Alternatively, it is possible that Mig-6 loss alone is not sufficient for tumorigenesis. Others have observed that the Mig-6 and PTEN loss together cause endometrial tumors in mice as early as 2 to 4 weeks of age.2 Skin-specific p53 knockout in addition to oncogene K-RAS activation synergistically causes squamous cell carcinoma in mice as early as by 2 weeks.20 Therefore, Mig-6 ablation alone may not be sufficient for the development of thyroid cancer; oncogenesis in Mig-6d/d mice may require the acquisition of other genetic defects, such as the loss of an additional tumor suppressor or oncogenic activation.
EGFR internalization and trafficking toward the cell cytoplasm and nucleus is a key mechanism for amplifying downstream signaling pathways, such as mitogen-activated protein kinase (MAPK)/extracellular signal-regulated kinase (ERK).21 However, EGFR internalization also promotes trafficking toward the endosome and finally results in EGFR degradation.22 EGFR signaling can either be terminated or amplified by EGFR internalization, and these events are critical for oncogenesis.23 Many tumor suppressors modulate EGFR downstream signaling through regulating EGFR internalization. Merlin has been shown to inhibit EGFR internalization, and it therefore attenuates downstream signaling pathway including MAPK in renal carcinoma cells.24 Our data also show that, in murine thyroid, Mig-6 blocks EGFR activation and attenuates ERK, a subunit of the MAPK signaling pathway. Mig-6 also appears to promote the distribution of EGFR to caveolin-containing membrane fractions and may thereby promote NCE leading to receptor degradation rather than activation of signaling pathways in response to ligand binding. In agreement with such a model, Mig-6 promotes EGFR internalization, results in receptor degradation, leading to attenuation of ERK activity.25 Unlike these previous studies, however, we do not observe an effect of Mig-6 on total levels of EGFR in mouse thyroid. This may reflect differences in the basal levels of EGFR receptor-mediated endocytosis in these distinct cell types or may suggest that Mig-6 attenuates EGFR signaling instead of affecting EGFR degradation in the thyroid.

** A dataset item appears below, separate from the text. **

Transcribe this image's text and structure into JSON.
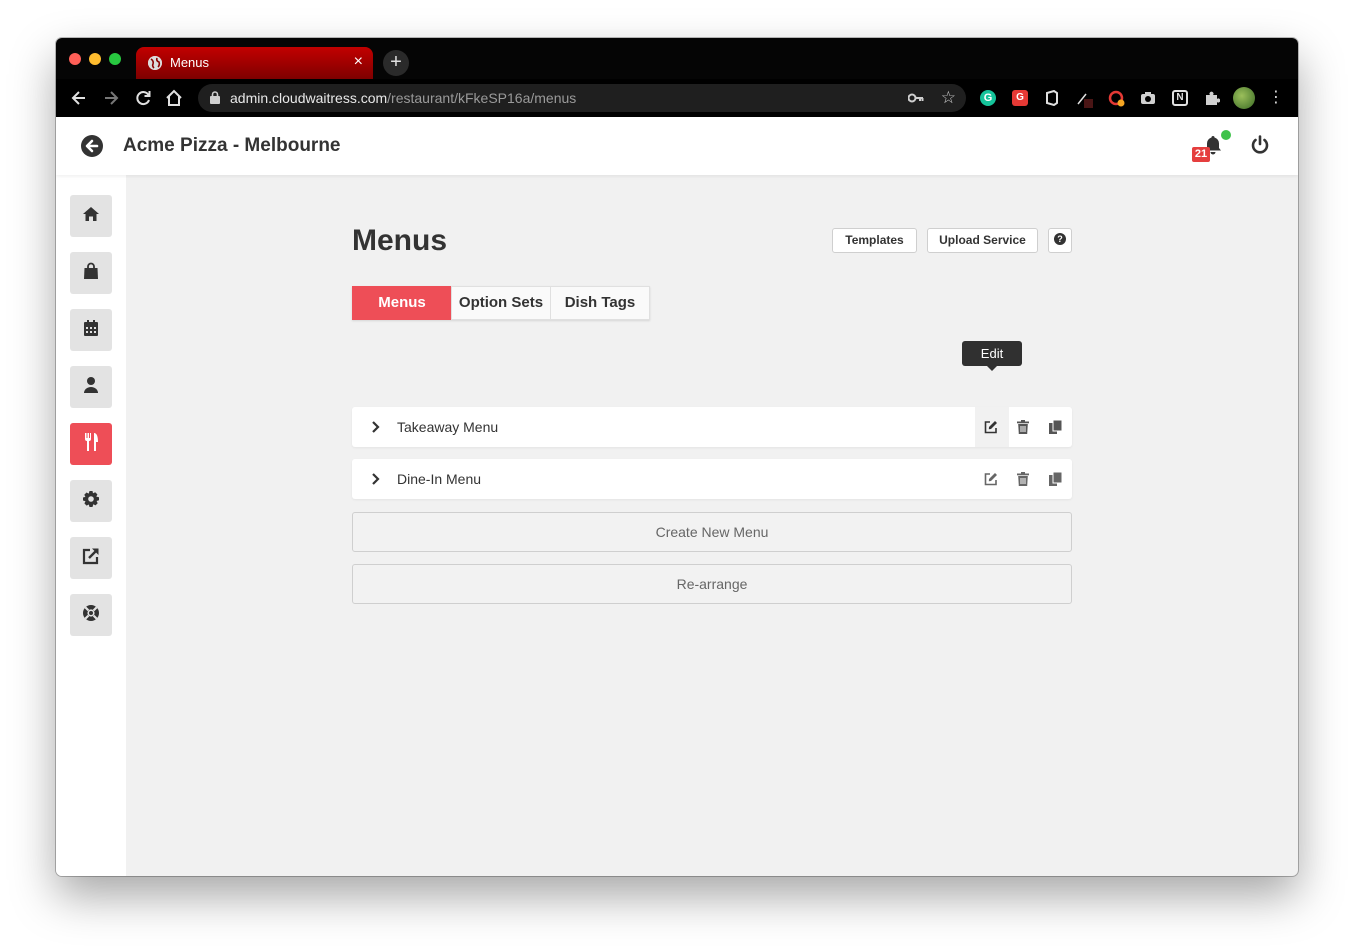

In conclusion, our results show that Mig-6 loss in vivo increases EGFR and ERK activity and inactivates NF-κB in the mouse thyroid. We did not find histologic evidence of hyperproliferation in Mig-6 knockout mice; this may be related to the young age of the mice studied, or it may indicate that loss of Mig-6 alone is insufficient to cause tumorigenesis. Future studies should include more mature Mig-6d/d mice and should investigate the effects of adding other genetic defects in combination with Mig-6 loss on the thyroid.
Supported by an Osteen Junior Faculty Research Grant (to D.T.R) from the Department of Surgery at Brigham and Women’s Hospital.